Although they look similar, these are a bit different from the Christian/Jew/Muslim Ten Commandments. Sure, you can go to Hell as a result, but that is not guaranteed nor is it the end of the story.

What happens as a result of performing these actions depends on the influence of which poison you perform them in. If you do these things out of anger or hatred, you go to the Hell realm. However, if it is out of desire or jealousy, you wind up in the hungry ghost realm (where creatures have stomachs the size of mountains and mouths the size of the eye of a needle). Lastly, if you do these things out of ignorance, you win a trip to the animal realm – which is about what it looks like.

What intrigues me about this teaching is how well the macrocosm works with the micro. Even if you don’t believe in reincarnation these theories still have merit.

For example – say you lie because of hatred: What happens next?

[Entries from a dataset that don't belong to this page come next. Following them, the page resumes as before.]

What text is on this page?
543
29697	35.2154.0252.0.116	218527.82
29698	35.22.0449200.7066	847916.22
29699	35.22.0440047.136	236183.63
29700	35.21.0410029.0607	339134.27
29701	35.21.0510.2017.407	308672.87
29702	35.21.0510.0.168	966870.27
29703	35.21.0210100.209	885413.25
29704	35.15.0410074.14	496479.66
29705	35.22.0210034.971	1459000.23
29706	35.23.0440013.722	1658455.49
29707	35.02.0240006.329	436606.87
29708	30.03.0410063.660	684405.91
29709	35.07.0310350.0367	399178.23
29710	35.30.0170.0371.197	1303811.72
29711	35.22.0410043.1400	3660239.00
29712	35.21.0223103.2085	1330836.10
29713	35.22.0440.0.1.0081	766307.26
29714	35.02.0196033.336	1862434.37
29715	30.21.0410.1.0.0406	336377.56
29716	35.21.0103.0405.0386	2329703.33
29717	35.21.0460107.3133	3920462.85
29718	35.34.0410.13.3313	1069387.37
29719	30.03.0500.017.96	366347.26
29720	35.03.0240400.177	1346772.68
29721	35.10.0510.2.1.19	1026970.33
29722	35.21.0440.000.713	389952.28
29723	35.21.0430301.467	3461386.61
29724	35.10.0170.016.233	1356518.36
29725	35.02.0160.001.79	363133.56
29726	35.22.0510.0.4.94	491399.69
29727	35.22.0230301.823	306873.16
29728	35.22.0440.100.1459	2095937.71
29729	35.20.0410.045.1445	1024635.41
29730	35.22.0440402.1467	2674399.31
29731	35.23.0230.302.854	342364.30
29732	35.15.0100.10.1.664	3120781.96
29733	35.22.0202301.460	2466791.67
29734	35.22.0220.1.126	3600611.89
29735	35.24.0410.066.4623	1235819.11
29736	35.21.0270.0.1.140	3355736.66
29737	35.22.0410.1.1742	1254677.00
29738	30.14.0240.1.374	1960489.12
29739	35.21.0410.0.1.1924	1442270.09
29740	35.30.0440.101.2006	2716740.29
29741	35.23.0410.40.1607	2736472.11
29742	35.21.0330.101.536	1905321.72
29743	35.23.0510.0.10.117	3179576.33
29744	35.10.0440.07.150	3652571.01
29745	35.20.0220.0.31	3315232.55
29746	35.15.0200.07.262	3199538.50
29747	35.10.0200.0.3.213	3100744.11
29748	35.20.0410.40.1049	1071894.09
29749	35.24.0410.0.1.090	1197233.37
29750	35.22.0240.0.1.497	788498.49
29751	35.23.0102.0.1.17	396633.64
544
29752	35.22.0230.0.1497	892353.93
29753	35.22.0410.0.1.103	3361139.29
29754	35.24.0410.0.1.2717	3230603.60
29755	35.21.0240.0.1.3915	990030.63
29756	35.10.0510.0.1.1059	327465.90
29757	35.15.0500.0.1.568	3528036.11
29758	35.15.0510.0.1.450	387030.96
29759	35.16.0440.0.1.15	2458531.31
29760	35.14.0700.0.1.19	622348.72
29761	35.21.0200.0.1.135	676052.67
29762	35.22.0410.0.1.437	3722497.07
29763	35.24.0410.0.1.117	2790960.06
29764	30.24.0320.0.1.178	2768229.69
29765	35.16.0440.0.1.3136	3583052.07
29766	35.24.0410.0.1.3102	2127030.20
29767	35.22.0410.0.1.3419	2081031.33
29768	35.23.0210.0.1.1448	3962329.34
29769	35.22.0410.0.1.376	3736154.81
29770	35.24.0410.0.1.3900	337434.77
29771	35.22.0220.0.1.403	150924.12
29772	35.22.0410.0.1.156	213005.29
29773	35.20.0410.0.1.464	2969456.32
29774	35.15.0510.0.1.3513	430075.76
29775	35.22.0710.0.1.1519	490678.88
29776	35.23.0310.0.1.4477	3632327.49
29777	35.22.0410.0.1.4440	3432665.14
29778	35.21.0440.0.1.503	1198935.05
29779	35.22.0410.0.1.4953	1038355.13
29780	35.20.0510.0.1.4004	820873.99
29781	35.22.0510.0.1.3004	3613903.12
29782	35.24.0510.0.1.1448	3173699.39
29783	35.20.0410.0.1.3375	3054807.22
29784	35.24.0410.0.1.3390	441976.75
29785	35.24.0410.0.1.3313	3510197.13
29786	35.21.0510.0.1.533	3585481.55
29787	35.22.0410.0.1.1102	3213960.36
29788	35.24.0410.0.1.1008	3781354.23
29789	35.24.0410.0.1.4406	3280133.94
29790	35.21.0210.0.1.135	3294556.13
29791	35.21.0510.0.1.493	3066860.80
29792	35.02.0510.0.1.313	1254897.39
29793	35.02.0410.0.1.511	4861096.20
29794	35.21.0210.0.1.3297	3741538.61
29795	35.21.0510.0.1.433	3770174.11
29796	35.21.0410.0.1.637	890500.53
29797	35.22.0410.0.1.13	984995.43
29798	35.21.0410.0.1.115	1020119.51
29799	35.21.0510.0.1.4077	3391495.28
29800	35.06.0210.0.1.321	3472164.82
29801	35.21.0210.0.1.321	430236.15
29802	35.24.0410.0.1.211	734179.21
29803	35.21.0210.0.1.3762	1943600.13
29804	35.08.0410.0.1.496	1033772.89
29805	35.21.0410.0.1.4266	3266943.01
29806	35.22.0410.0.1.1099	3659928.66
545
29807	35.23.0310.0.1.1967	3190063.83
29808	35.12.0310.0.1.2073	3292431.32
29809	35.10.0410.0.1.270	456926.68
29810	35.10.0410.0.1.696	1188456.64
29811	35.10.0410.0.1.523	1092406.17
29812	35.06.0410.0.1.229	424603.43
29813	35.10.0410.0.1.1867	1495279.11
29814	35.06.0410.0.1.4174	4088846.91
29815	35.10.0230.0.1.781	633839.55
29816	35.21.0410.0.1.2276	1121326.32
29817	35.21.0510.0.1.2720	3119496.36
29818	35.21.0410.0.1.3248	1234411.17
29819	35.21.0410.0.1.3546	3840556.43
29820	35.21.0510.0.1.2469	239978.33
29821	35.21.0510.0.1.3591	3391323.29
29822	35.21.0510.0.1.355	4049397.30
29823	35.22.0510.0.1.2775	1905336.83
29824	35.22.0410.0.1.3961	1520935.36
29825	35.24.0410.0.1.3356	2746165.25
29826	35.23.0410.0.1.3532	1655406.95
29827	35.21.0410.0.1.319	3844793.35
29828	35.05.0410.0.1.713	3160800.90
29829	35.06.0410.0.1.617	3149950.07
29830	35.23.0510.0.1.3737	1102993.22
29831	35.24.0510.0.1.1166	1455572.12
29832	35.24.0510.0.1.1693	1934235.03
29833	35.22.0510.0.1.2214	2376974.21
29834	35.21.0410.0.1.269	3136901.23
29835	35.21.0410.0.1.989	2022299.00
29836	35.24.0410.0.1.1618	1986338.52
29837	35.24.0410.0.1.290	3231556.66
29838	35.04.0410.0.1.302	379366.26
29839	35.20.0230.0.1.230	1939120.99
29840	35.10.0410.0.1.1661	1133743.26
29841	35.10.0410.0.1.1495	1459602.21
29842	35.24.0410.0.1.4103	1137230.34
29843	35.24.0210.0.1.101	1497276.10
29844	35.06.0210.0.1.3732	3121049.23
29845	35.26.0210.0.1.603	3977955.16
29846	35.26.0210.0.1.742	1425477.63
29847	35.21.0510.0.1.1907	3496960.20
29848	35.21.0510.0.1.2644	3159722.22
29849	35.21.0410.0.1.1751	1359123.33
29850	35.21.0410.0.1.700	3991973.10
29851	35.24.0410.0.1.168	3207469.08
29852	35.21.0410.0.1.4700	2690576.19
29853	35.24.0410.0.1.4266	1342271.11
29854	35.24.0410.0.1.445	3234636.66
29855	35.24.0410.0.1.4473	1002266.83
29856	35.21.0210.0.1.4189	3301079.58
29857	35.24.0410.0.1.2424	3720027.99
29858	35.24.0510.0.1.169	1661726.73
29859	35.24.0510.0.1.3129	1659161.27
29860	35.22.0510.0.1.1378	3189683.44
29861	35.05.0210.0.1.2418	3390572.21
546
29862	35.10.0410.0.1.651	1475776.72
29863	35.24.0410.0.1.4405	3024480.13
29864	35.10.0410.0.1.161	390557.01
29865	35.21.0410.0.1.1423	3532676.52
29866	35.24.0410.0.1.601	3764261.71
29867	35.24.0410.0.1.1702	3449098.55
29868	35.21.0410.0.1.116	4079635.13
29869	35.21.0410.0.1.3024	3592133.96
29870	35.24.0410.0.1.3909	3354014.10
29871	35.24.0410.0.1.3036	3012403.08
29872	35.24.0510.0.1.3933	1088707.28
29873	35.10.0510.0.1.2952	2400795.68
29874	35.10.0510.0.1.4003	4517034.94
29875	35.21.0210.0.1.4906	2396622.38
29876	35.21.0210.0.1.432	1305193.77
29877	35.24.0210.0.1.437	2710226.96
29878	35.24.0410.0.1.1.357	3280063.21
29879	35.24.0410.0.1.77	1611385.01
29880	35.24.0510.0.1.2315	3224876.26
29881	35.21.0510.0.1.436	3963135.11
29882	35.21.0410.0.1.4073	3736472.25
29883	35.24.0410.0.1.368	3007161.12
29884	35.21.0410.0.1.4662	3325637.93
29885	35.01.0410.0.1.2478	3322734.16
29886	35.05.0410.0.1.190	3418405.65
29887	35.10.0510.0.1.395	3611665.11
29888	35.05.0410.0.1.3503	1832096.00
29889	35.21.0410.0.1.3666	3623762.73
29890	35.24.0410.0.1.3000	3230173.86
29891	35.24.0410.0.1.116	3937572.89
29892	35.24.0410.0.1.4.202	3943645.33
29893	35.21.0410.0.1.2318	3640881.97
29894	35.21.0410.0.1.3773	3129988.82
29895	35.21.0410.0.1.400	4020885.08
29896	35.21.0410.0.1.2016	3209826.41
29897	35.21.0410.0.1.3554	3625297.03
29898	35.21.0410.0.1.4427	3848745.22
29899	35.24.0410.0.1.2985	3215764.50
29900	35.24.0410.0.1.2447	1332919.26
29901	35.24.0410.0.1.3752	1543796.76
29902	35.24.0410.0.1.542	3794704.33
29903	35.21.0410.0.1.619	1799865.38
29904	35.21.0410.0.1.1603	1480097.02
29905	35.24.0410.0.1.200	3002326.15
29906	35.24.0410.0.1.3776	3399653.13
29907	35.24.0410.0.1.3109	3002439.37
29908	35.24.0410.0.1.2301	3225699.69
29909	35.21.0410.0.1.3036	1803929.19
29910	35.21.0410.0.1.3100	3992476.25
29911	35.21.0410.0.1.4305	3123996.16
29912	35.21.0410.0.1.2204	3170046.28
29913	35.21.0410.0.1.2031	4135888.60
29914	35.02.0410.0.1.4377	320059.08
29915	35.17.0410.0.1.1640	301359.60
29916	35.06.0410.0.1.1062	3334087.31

Does your hatred go away? Do your lies fix anything? Probably not, instead you find yourself in a world full of lies where lying is the only way to survive – sounds like hell to me.

However, what if you are lying because of desire? Does the lie satiate your desire or do you want something else next? By empowering this negative emotion you only give it room to grow until your desire for wealth, love, power, etc, consumes you and like a hungry ghost, you can never lie fast enough to quench your ever-growing thirst.

And lastly if you lie because of ignorance (perhaps to cover up your ignorance) do you ever really learn? If you keep lying (especially to yourself) you’ll never wake up and face the root of the problem.

And similarly I could pontificate about all the other actions – I suppose this is the result of reading too many novels, memoirs, and biographies.